Das Anziehen eines Kompressionsstrumpfes erfordert viel Geschicklichkeit (Kasten). Das Unterziehen eines Nylonstrumpfes kann den Ablauf erleichtern. Darüber hinaus gibt es in Apotheken und Sanitätshäusern verschiedene Anziehhilfen. Dabei handelt es sich meist um Gestelle, die das Strumpfgewebe vordehnen. Die Elastizität des Strumpfes lässt mit der Zeit nach. Alle sechs Monate ist daher die Verordnung eines neuen Strumpfpaares möglich.
Das Tragen von Gummihandschuhen verhindert die Beschädigung der Strümpfe durch die Fingernägel und ermöglicht einen weitaus besseren Griff. Am besten zieht man Kompressionsstrümpfe morgens an, wenn die Beine abgeschwollen sind. Sie sollten trocken, eventuell gepudert, sein. Mit den Gummihandschuhen wird jeder Strumpf so weit hochgeschoben, dass die Ferse gut passt. Ein vorheriges Aufrollen oder Umkehren ist dabei nicht notwendig. Zuletzt wird der Strumpf gleichmäßig am Bein verteilt. Gummihandschuhe erleichtern auch das Ausziehen. Die Kompressionsstrümpfe werden am oberen Rand von außen und innen angefasst und nach unten gezogen, sodass sich die Innenseite nach außen kehrt, bis die Kehrung die Ferse erreicht hat. Dann fasst man links und rechts der Achillessehne nach und zieht den Kompressionsstrumpf vollständig aus.
Ergänzt werden sollte die Kompressionsbehandlung durch bestimmte Verhaltensregeln.
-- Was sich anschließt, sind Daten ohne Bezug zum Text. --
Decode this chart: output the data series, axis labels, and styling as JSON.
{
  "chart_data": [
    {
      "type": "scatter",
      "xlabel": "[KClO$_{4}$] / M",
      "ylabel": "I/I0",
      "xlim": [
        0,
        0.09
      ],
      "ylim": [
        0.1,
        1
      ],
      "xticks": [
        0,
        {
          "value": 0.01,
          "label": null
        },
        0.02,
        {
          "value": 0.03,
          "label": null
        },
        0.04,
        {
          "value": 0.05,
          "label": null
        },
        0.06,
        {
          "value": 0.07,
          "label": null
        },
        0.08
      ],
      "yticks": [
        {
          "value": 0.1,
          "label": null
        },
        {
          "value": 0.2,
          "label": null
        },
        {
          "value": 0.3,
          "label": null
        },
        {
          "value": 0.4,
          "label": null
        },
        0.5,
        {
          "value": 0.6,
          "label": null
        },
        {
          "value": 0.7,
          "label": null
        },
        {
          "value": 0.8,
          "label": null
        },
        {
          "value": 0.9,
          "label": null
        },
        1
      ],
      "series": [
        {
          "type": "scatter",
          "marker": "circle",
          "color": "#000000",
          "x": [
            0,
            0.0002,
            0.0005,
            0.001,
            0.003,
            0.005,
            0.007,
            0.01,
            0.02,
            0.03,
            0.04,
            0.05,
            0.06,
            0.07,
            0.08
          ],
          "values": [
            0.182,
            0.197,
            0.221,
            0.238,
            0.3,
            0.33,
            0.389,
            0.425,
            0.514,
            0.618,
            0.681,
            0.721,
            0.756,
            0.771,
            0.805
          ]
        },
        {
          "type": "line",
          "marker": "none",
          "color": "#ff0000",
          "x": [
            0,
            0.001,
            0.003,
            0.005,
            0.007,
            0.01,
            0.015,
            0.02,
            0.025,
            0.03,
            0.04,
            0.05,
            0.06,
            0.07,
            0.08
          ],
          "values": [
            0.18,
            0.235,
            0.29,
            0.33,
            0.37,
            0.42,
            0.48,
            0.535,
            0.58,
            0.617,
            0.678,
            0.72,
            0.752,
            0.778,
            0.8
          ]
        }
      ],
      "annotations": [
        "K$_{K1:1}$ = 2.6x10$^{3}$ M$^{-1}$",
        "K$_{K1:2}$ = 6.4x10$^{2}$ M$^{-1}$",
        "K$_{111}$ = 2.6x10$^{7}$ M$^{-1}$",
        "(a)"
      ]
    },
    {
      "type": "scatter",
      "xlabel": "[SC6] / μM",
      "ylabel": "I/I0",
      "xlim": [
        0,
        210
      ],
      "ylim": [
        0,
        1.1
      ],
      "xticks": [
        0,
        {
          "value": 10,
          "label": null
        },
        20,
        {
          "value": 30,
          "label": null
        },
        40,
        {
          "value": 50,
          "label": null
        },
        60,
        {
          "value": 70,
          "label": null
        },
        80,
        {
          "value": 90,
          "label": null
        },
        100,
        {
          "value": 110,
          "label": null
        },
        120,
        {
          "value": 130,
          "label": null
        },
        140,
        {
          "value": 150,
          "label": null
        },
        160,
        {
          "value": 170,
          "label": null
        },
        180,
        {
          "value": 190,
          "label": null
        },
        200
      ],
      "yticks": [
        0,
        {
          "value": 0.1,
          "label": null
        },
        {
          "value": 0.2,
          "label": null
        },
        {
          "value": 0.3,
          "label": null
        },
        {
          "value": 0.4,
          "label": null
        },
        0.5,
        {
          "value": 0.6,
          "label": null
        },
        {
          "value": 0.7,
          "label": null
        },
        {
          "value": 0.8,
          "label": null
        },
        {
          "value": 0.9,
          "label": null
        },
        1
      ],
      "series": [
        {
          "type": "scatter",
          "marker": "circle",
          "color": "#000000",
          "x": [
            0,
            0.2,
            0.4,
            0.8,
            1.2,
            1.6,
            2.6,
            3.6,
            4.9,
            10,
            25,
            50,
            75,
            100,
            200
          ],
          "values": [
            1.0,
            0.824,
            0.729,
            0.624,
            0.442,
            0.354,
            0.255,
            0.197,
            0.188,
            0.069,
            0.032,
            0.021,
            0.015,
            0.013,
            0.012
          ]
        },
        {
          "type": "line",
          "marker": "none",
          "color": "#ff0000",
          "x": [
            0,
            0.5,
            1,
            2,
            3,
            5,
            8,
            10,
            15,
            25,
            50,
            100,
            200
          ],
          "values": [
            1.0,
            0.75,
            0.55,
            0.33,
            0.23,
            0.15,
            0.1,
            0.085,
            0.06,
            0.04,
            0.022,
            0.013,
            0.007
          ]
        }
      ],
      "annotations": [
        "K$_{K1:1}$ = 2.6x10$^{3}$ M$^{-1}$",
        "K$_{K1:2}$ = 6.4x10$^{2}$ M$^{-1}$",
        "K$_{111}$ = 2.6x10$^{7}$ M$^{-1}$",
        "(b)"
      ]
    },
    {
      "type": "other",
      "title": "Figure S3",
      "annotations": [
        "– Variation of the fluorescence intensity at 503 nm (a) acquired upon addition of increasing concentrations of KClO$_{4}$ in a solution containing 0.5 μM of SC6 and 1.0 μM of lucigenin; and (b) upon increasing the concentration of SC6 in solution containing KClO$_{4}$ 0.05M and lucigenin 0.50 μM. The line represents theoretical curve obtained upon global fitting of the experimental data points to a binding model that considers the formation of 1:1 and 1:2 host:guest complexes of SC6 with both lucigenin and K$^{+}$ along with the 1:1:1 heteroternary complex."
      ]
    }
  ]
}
So lassen sich die Wadenmuskeln durch einmal täglich Venengymnastik und regelmäßigen Sport stärken. Wann immer es möglich ist, sollte man die Beine hochlegen. Güsse mit kaltem und warmem Wasser regen die Durchblutung an. Phytopharmaka mit Auszügen aus Buchweizenkraut, Rosskastanie, Steinklee und Mäusedorn haben ganz unterschiedliche Wirkansätze: Sie regen die Durchblutung an, sind abschwellend oder lindern Entzündungen.
Maschineller Druck
Auf eine andere Art macht die apparative intermittierende Kompressionsbehandlung (AIK) den Venen Druck. Bei der AIK werden meist besondere Manschetten eingesetzt, die mehrere Kammern enthalten. Von den Füßen beginnend, füllen sich die Kammern nacheinander innerhalb weniger Minuten mit Luft, die anschließend aus allen Bereichen gleichzeitig entweicht. Nach einer individuell einstellbaren Pause, etwa ein bis zehn Sekunden, kann das Ganze noch einmal beginnen.
Auf diese Weise wird das Gewebswasser aus den Beinen gepresst. Es handelt sich hierbei um ein sehr effektives Behandlungsverfahren von langwierigen Ödemen. Die entsprechenden Geräte stehen zumeist nur in Kliniken zur Verfügung, können aber in besonders begründeten Ausnahmefällen für den Hausgebrauch geliehen oder rezeptiert werden. Bei Herzschwäche darf die Methode nicht, beziehungsweise nur mit äußerster Vorsicht durchgeführt werden.